I am using python 2-7 to get file path and save in a CSV(Comma-separated values) file. It contains the path and all file in folder. With file in different folder, it is separated by comma and then the number of its folder without character. For example, I have image 1.pgm that stores in folder s14. Then the CSV format looks like

at/s14/1.pgm;14

In which, at/s14/1.pgm is full path to file 1.pgm and 14 is number (called label) that get from its folder s14. Could you help me implement it by python. I tried with that code but it does not work for my task

#!/usr/bin/env python

import sys
import os.path
#  |-- s14
#  |   |-- 1.pgm
#  |   |-- ...
#  |   |-- 10.pgm
#  |-- s20
#  |   |-- 1.pgm
#  |   |-- ...
#  |   |-- 10.pgm
#  ...
#  |-- s40
#  |   |-- 1.pgm
#  |   |-- ...
#  |   |-- 10.pgm
#

if __name__ == "__main__":

    if len(sys.argv) != 2:
        print "usage: create_csv <base_path>"
        sys.exit(1)

    BASE_PATH=sys.argv[1]
    SEPARATOR=";"

    label = 0
    for dirname, dirnames, filenames in os.walk(BASE_PATH):
        for subdirname in dirnames:
            subject_path = os.path.join(dirname, subdirname)
            for filename in os.listdir(subject_path):
                abs_path = "%s/%s" % (subject_path, filename)
                print "%s%s%d" % (abs_path, SEPARATOR, label)
            label = label + 1

The expected output is

at/s14/1.pgm;14
at/s14/2.pgm;14
....
at/s14/10.pgm;14
at/s20/1.pgm;20
at/s20/2.pgm;20
....
at/s20/10.pgm;20
....
at/s40/1.pgm;40
at/s40/2.pgm;40
....
at/s40/10.pgm;40

In which at is root folder path that contains subfolder s14,s20... In window, it look like "E:\at"

Answer 1

You are very close to the solution. You should look up the Python regular expression classes here:

https://docs.python.org/2/library/re.html

• or -

https://docs.python.org/3.4/library/re.html

I've really only added one line to your app (and removed a couple):

#!/usr/bin/env python

import os.path
import re
import sys

if __name__ == "__main__":

    if len(sys.argv) != 2:
        print "usage: create_csv <base_path>"
        sys.exit(1)

    BASE_PATH=sys.argv[1]
    SEPARATOR=";"

    for dirname, dirnames, filenames in os.walk(BASE_PATH):
        for subdirname in dirnames:
            subject_path = os.path.join(dirname, subdirname)
            for filename in os.listdir(subject_path):
                abs_path = "%s/%s" % (subject_path, filename)
                label = re.search('s([0-9]+)', subject_path)
                print "%s%s%s" % (abs_path, SEPARATOR, label.group(1))

This code will output:

$ ./create_csv.py . > output.csv
./s14/1.pgm;14
./s14/2.pgm;14
./s14/3.pgm;14
./s20/1.pgm;20
./s20/2.pgm;20
./s20/3.pgm;20
./s40/1.pgm;40
./s40/2.pgm;40
./s40/3.pgm;40

Quick note: this really isn't a CSV. You would need to replace ';' with ','.

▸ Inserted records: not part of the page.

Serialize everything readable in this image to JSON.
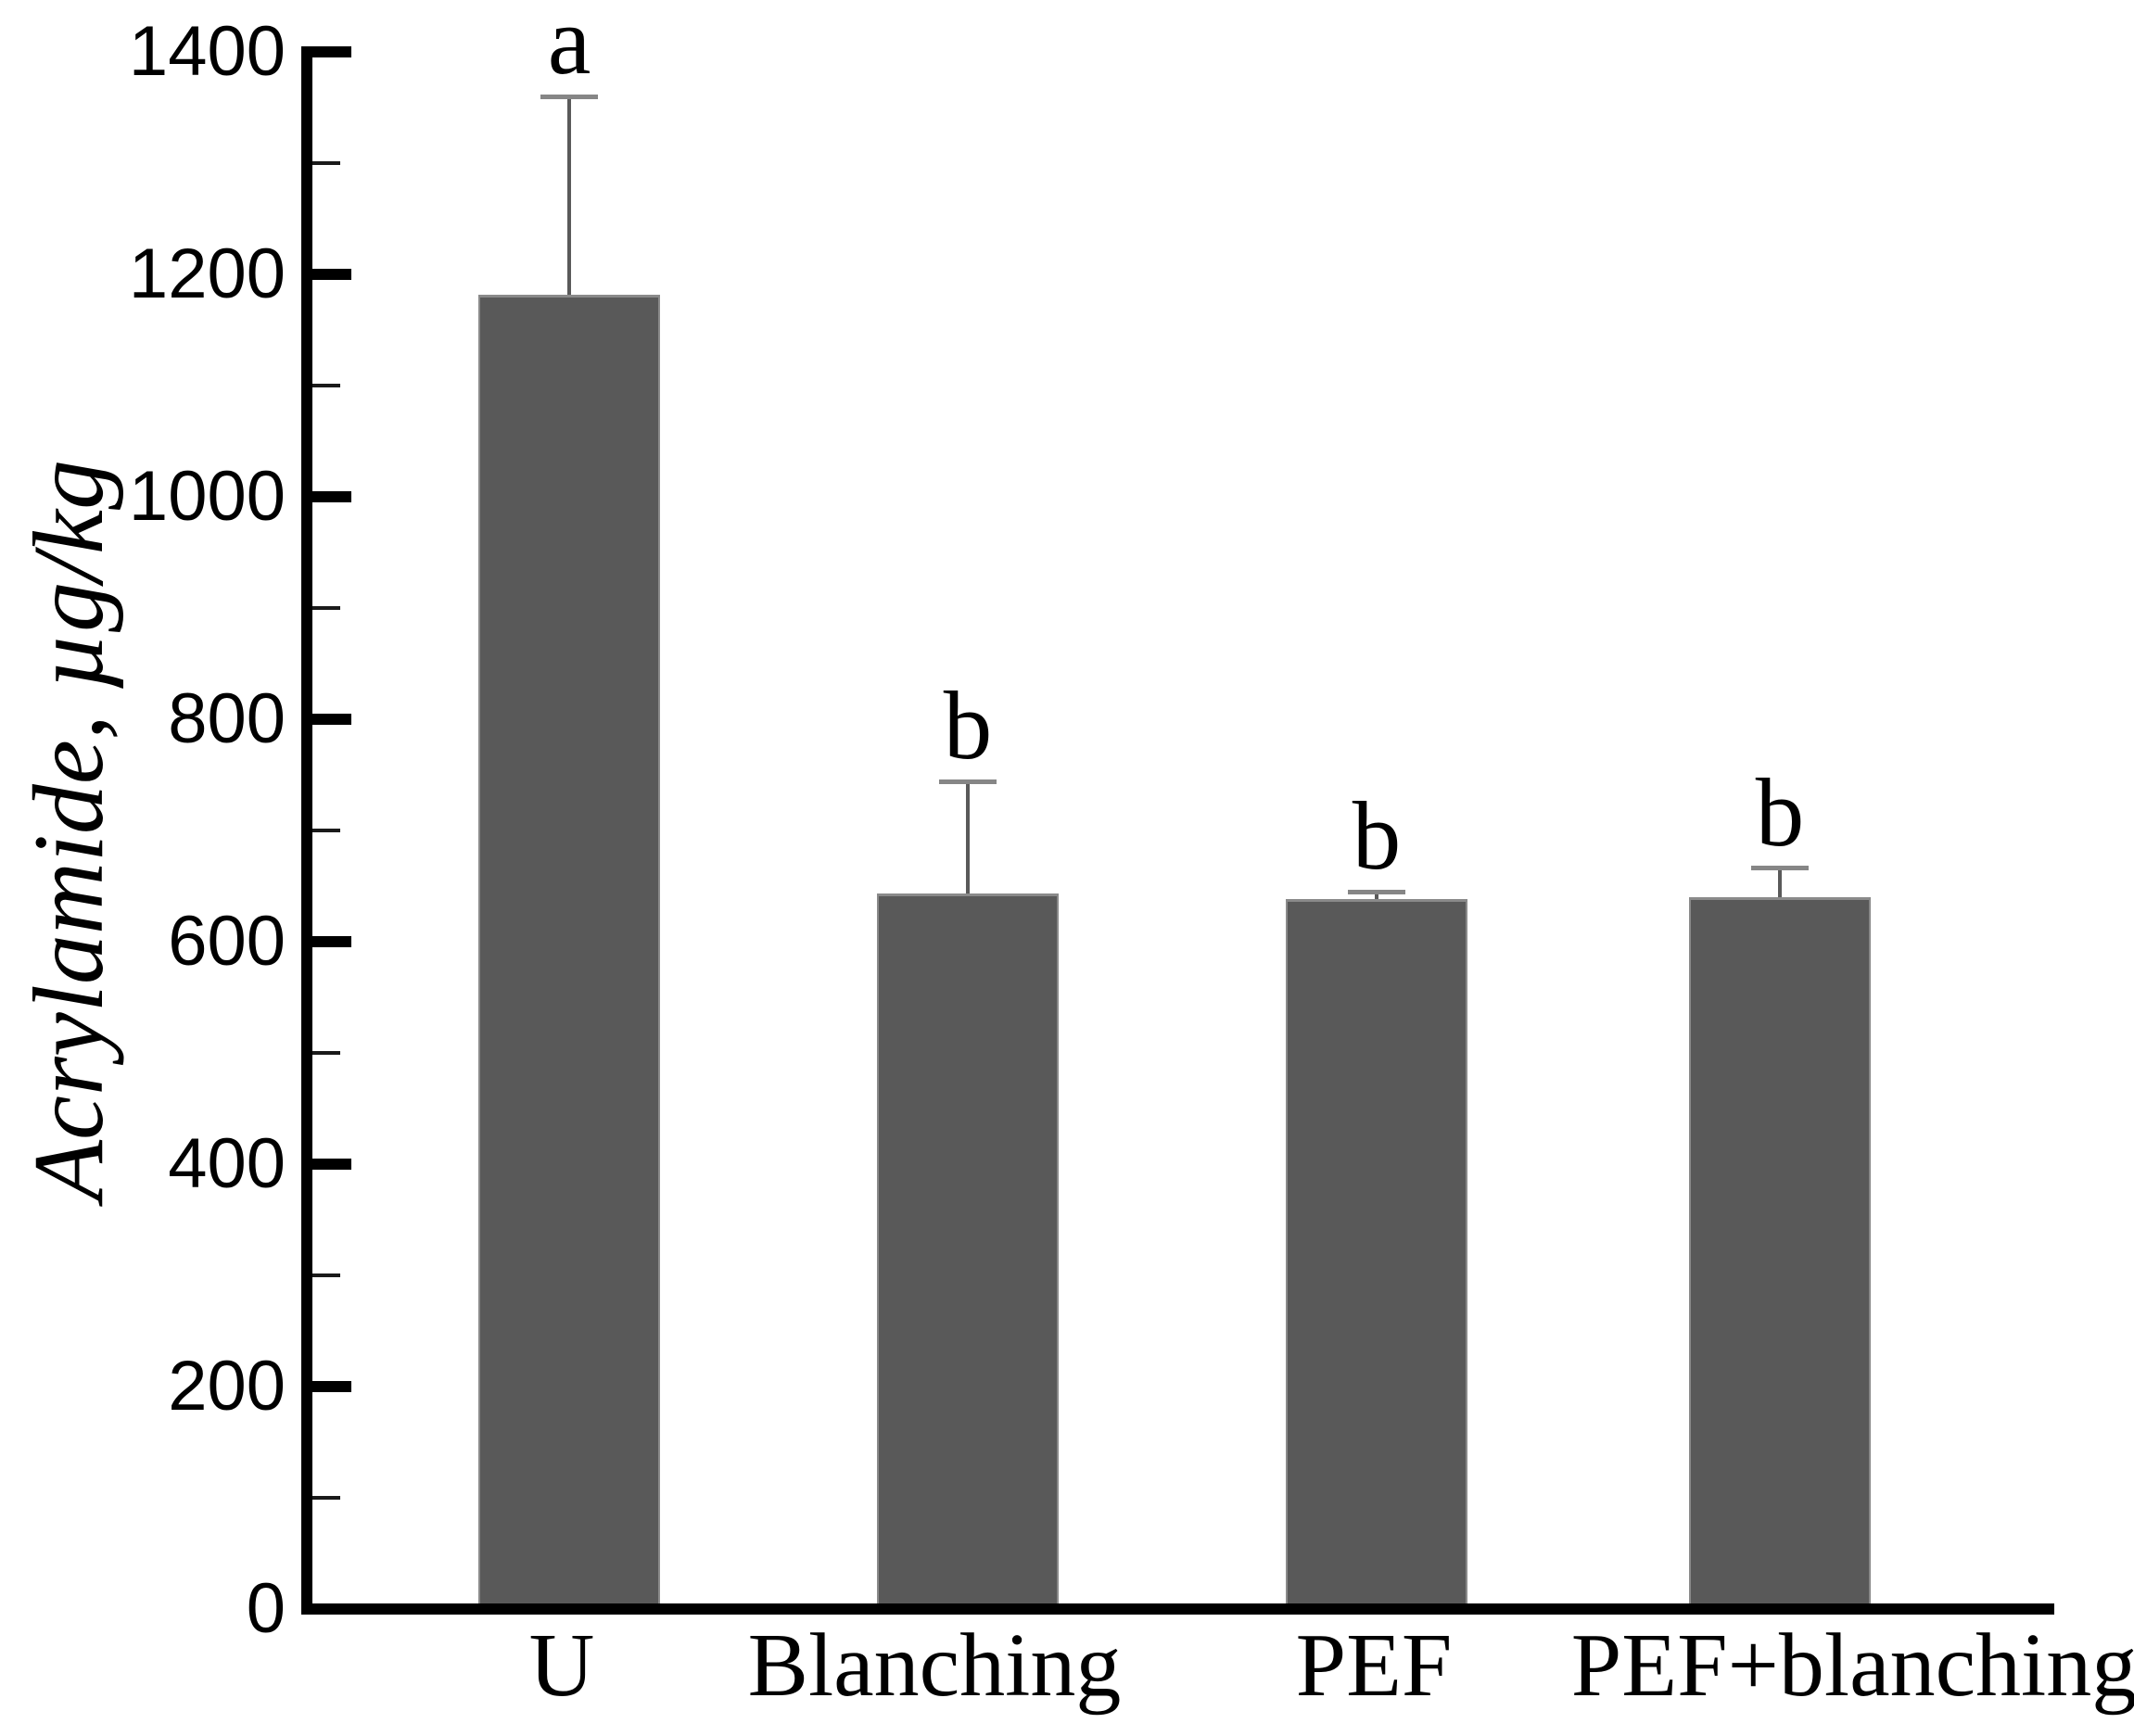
{
  "chart_data": {
    "type": "bar",
    "title": "",
    "xlabel": "",
    "ylabel": "Acrylamide, µg/kg",
    "categories": [
      "U",
      "Blanching",
      "PEF",
      "PEF+blanching"
    ],
    "series": [
      {
        "name": "Acrylamide",
        "values": [
          1182,
          643,
          638,
          640
        ],
        "errors_plus": [
          178,
          101,
          7,
          26
        ]
      }
    ],
    "significance_letters": [
      "a",
      "b",
      "b",
      "b"
    ],
    "ylim": [
      0,
      1400
    ],
    "ytick_interval": 200,
    "ytick_labels": [
      "0",
      "200",
      "400",
      "600",
      "800",
      "1000",
      "1200",
      "1400"
    ],
    "minor_tick_interval": 100,
    "tick_direction": "in",
    "grid": false,
    "legend": "none",
    "colors": {
      "bar_fill": "#595959",
      "bar_edge": "#8a8a8a",
      "error_line": "#5a5a5a",
      "error_cap": "#868686",
      "axis": "#000000",
      "text": "#000000",
      "background": "#ffffff"
    }
  }
}
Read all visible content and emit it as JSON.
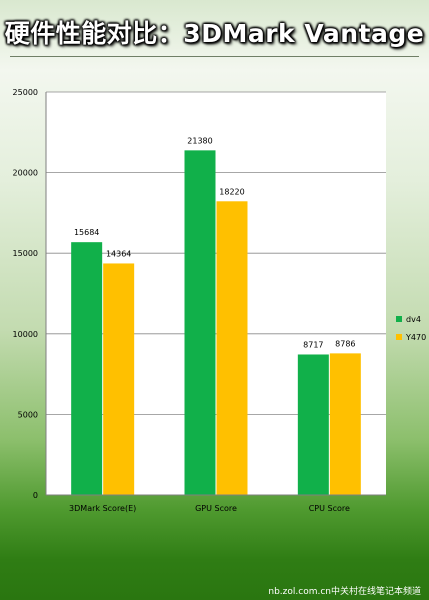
{
  "header": {
    "title": "硬件性能对比：3DMark Vantage"
  },
  "footer": {
    "credit": "nb.zol.com.cn中关村在线笔记本频道"
  },
  "chart_data": {
    "type": "bar",
    "categories": [
      "3DMark Score(E)",
      "GPU Score",
      "CPU Score"
    ],
    "series": [
      {
        "name": "dv4",
        "values": [
          15684,
          21380,
          8717
        ],
        "color": "#11b04a"
      },
      {
        "name": "Y470",
        "values": [
          14364,
          18220,
          8786
        ],
        "color": "#ffc000"
      }
    ],
    "ylim": [
      0,
      25000
    ],
    "yticks": [
      0,
      5000,
      10000,
      15000,
      20000,
      25000
    ],
    "grid": true,
    "legend": "right"
  }
}
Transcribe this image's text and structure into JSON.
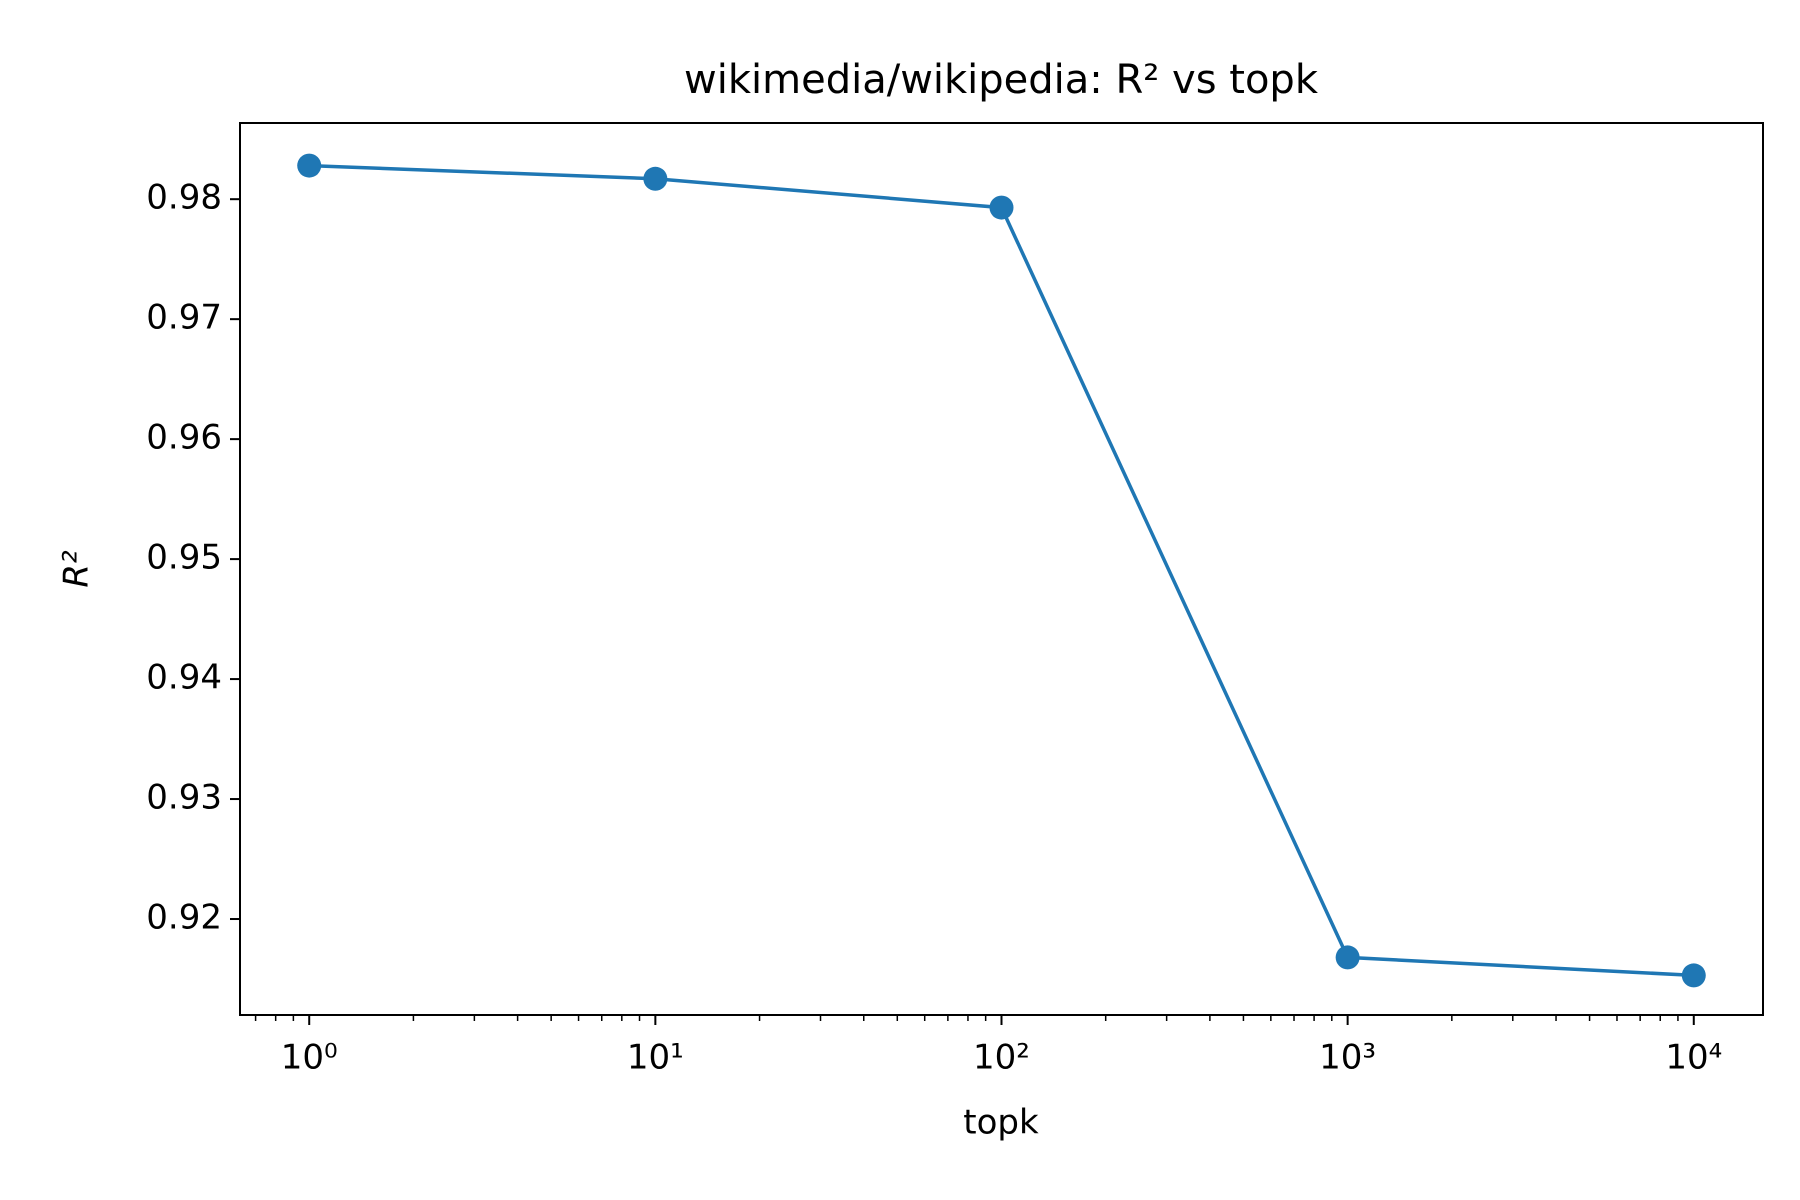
{
  "chart_data": {
    "type": "line",
    "title": "wikimedia/wikipedia: R² vs topk",
    "x_label": "topk",
    "y_label": "R²",
    "x": [
      1,
      10,
      100,
      1000,
      10000
    ],
    "series": [
      {
        "name": "R²",
        "color": "#1f77b4",
        "values": [
          0.9828,
          0.9817,
          0.9793,
          0.9168,
          0.9153
        ]
      }
    ],
    "x_log": true,
    "minor_ticks": true,
    "markers": true,
    "xlim": [
      0.631,
      15849
    ],
    "xticks": [
      {
        "value": 1,
        "label": "10⁰"
      },
      {
        "value": 10,
        "label": "10¹"
      },
      {
        "value": 100,
        "label": "10²"
      },
      {
        "value": 1000,
        "label": "10³"
      },
      {
        "value": 10000,
        "label": "10⁴"
      }
    ],
    "ylim": [
      0.912,
      0.98635
    ],
    "yticks": [
      0.92,
      0.93,
      0.94,
      0.95,
      0.96,
      0.97,
      0.98
    ],
    "grid": false
  }
}
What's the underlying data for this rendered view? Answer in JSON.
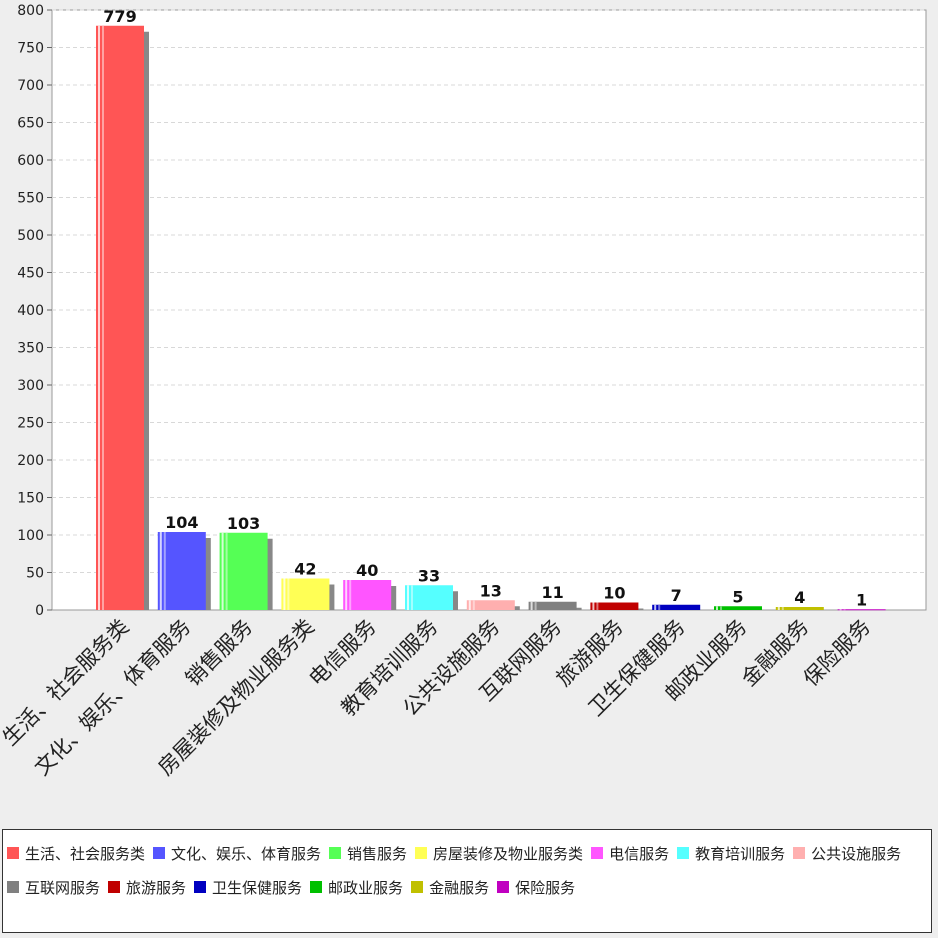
{
  "chart_data": {
    "type": "bar",
    "categories": [
      "生活、社会服务类",
      "文化、娱乐、体育服务",
      "销售服务",
      "房屋装修及物业服务类",
      "电信服务",
      "教育培训服务",
      "公共设施服务",
      "互联网服务",
      "旅游服务",
      "卫生保健服务",
      "邮政业服务",
      "金融服务",
      "保险服务"
    ],
    "values": [
      779,
      104,
      103,
      42,
      40,
      33,
      13,
      11,
      10,
      7,
      5,
      4,
      1
    ],
    "colors": [
      "#ff5555",
      "#5555ff",
      "#55ff55",
      "#ffff55",
      "#ff55ff",
      "#55ffff",
      "#ffafaf",
      "#808080",
      "#c00000",
      "#0000c0",
      "#00c000",
      "#c0c000",
      "#c000c0"
    ],
    "yticks": [
      0,
      50,
      100,
      150,
      200,
      250,
      300,
      350,
      400,
      450,
      500,
      550,
      600,
      650,
      700,
      750,
      800
    ],
    "ylim": [
      0,
      800
    ],
    "title": "",
    "xlabel": "",
    "ylabel": "",
    "grid": true,
    "legend_position": "bottom"
  }
}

Also, as an exercise, since you're running this in a loop and you have no idea how many directories and files you have, you should compile the regular expression first for speed. Hints: re.compile().

Also, the regular expression is a bit loose. You could tighten that up with anchors of '/' on each side to make sure you're only capturing what you want. For help in defining that regular expression, check out https://www.regex101.com/